The old fable notes that while rabbits (hares) run fast, they are not distance runners and while a turtle (tortoise) is slow, it keeps plodding along and will win the race with the rabbit. Meta has been pouring money into Metaverse development with virtual reality, alternative reality, mixed reality, and even brain-computer interfaces. Something that happens again and again in technology is that new tech emerges that makes a previously difficult task much easier and cheaper. Thus, all too often R&D gets wasted on dead ends when a company is racing to beat the competition in bringing out new and profitable products.

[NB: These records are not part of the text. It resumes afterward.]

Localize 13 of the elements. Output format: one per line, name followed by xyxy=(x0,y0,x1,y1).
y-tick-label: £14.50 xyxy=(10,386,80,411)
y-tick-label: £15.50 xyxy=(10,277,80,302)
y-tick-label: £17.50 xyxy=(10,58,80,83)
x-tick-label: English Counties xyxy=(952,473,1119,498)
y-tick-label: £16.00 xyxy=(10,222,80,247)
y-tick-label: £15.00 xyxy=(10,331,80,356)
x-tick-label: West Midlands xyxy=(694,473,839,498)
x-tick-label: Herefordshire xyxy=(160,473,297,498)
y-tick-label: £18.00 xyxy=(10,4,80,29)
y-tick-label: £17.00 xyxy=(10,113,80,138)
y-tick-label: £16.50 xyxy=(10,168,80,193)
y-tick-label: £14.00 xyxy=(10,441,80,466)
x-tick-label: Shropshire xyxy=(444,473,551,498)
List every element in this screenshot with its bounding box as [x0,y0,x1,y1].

Who Gets to Define the Metaverse?

Investing in the Metaverse today is a bit like investing in the internet back in the 1970s. Some tech is in place but much of what will likely constitute the backbone of the Metaverse is not yet invented or, as in the case of the networks needed for an advanced Metaverse, not available to enough people in enough locations. Zuckerberg’s vision of the Metaverse may be right on track but if he is a generation early, someone else might be the one, or ones, who get to define the Metaverse in its eventual form and reap the profits. If Meta can reign in its expenses and keep developing the tools to make the Metaverse work it may still be the leader in the end. We doubt that Meta (Zuckerberg) is going to pull out of the Metaverse race but they may need to adjust their pace in order to simply stay ahead of the pack instead of trying to outdistance everyone is every aspect of development.

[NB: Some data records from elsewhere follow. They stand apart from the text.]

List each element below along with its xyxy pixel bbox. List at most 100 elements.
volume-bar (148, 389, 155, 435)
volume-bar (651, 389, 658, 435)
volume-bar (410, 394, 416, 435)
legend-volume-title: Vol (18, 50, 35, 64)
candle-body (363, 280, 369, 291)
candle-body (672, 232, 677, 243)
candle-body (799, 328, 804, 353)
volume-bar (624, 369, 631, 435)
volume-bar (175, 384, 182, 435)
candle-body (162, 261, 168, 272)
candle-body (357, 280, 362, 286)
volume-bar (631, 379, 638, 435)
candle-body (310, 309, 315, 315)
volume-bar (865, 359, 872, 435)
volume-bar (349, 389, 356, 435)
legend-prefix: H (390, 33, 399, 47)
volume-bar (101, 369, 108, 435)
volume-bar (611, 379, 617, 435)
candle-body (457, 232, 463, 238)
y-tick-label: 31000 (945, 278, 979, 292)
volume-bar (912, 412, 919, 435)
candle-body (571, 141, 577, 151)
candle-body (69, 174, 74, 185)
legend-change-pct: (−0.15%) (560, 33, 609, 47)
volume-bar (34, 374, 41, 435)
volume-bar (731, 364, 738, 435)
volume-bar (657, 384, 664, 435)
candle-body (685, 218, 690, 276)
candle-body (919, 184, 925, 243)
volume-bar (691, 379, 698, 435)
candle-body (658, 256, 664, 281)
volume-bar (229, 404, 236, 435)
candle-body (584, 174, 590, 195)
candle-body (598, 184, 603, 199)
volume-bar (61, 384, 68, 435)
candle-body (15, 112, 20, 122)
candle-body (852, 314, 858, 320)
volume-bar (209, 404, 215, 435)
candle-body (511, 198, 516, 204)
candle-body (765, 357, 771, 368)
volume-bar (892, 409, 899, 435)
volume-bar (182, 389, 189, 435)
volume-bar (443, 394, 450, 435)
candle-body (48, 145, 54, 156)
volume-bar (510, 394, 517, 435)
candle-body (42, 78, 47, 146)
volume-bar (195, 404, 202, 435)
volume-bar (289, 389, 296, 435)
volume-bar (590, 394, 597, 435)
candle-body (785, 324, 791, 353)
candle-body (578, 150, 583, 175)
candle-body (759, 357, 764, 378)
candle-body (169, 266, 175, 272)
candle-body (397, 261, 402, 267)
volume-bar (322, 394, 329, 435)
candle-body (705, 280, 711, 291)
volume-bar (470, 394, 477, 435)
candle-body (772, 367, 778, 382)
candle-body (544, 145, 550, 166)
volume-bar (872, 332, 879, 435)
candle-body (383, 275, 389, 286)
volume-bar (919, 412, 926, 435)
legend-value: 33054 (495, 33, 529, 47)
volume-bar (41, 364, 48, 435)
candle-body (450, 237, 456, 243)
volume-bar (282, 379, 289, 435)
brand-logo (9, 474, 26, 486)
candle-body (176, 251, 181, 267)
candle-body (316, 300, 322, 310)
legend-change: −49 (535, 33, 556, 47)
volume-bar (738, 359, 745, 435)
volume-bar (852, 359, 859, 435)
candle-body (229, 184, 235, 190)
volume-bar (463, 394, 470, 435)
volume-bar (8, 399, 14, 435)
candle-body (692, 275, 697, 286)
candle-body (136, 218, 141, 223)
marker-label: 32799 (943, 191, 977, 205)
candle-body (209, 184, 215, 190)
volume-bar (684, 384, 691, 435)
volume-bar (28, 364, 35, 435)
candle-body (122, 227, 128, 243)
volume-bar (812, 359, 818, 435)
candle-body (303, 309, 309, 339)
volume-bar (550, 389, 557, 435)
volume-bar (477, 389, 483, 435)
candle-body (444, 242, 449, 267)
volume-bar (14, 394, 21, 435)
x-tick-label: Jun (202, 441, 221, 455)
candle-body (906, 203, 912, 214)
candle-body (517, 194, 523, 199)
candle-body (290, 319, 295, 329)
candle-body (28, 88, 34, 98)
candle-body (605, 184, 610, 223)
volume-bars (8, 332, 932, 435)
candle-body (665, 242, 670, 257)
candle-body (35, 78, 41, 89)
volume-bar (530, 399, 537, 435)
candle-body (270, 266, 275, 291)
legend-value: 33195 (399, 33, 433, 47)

Enthusiasm Versus Rationality in Developing the Metaverse

Meta has reported losses of $9 billion and $10 billion year after year in its Reality Labs division which is where they are working on everything Metaverse. Meta expects losses in the Reality Labs division to be even greater for the next year or so. What they say that they expect is that products and services coming out of that division will begin to show profits after 2023. The cost cutting going on in all divisions seems to be designed to give the company financial breathing space until their Metaverse efforts start to pay off.

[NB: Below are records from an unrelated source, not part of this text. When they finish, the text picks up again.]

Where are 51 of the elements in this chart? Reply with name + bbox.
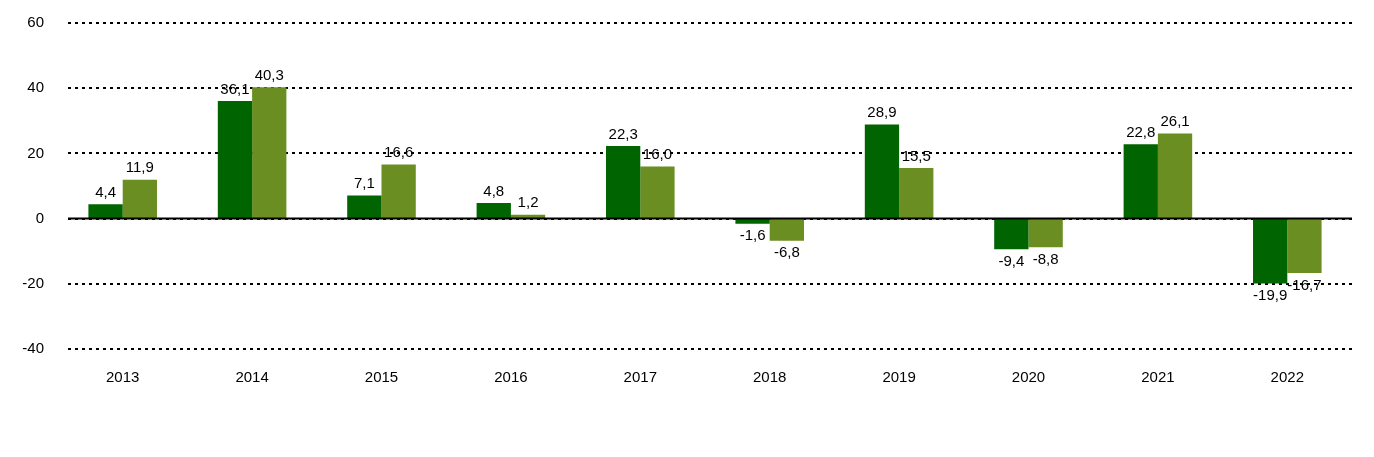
bar xyxy=(217,100,253,219)
data-label: 15,5 xyxy=(901,146,931,164)
data-label: -6,8 xyxy=(773,243,800,261)
x-tick-label: 2018 xyxy=(753,368,787,386)
bar xyxy=(122,179,157,219)
data-label: 4,4 xyxy=(95,182,116,200)
data-label: 4,8 xyxy=(483,181,505,199)
data-label: -16,7 xyxy=(1287,275,1322,293)
bar xyxy=(769,218,804,241)
x-tick-label: 2021 xyxy=(1141,368,1175,386)
bar xyxy=(899,168,934,219)
data-label: -8,8 xyxy=(1032,249,1059,267)
bar xyxy=(347,195,382,219)
data-label: -9,4 xyxy=(998,251,1025,269)
y-tick-label: -20 xyxy=(22,273,44,291)
x-tick-label: 2014 xyxy=(235,368,269,386)
x-tick-label: 2022 xyxy=(1270,368,1304,386)
x-tick-label: 2015 xyxy=(364,368,399,386)
data-label: 1,2 xyxy=(517,193,539,211)
bar xyxy=(606,145,641,219)
data-label: 7,1 xyxy=(353,174,375,192)
data-label: -19,9 xyxy=(1253,286,1288,304)
data-label: 22,8 xyxy=(1126,122,1156,140)
bar xyxy=(1157,133,1193,219)
bar xyxy=(381,164,416,219)
bar xyxy=(994,218,1029,250)
data-label: 40,3 xyxy=(254,65,284,83)
bar xyxy=(1253,218,1288,284)
y-tick-label: 20 xyxy=(27,143,44,161)
x-tick-label: 2019 xyxy=(882,368,916,386)
data-label: -1,6 xyxy=(739,226,766,244)
bar xyxy=(864,124,900,219)
x-tick-label: 2020 xyxy=(1011,368,1046,386)
y-tick-label: -40 xyxy=(22,339,44,357)
data-label: 22,3 xyxy=(608,124,638,142)
x-tick-label: 2013 xyxy=(106,368,140,386)
bar xyxy=(252,87,287,219)
y-tick-label: 0 xyxy=(35,208,44,226)
bar xyxy=(88,204,123,219)
bar xyxy=(1287,218,1322,274)
y-tick-label: 40 xyxy=(27,78,44,96)
x-tick-label: 2016 xyxy=(494,368,528,386)
data-label: 28,9 xyxy=(867,103,897,121)
bar xyxy=(1028,218,1063,248)
y-tick-label: 60 xyxy=(27,13,44,31)
bar xyxy=(476,202,511,219)
bar xyxy=(1123,144,1158,219)
data-label: 11,9 xyxy=(125,158,154,176)
data-label: 26,1 xyxy=(1160,112,1190,130)
x-tick-label: 2017 xyxy=(623,368,657,386)
bar xyxy=(640,166,675,219)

Who Will Profit from the Metaverse?

Charles and Frank Duryea made the first successful gasoline powered automobile in America in 1893 but it was Henry Ford who invented the assembly line in 1913 and who reshaped both the auto industry and the face of America. Critical inventions for a viable Metaverse may not even be imagined today. As such, knowing who will profit from the Metaverse in the long run is still a bit of a guessing game despite Meta’s early lead and massive spending on the project.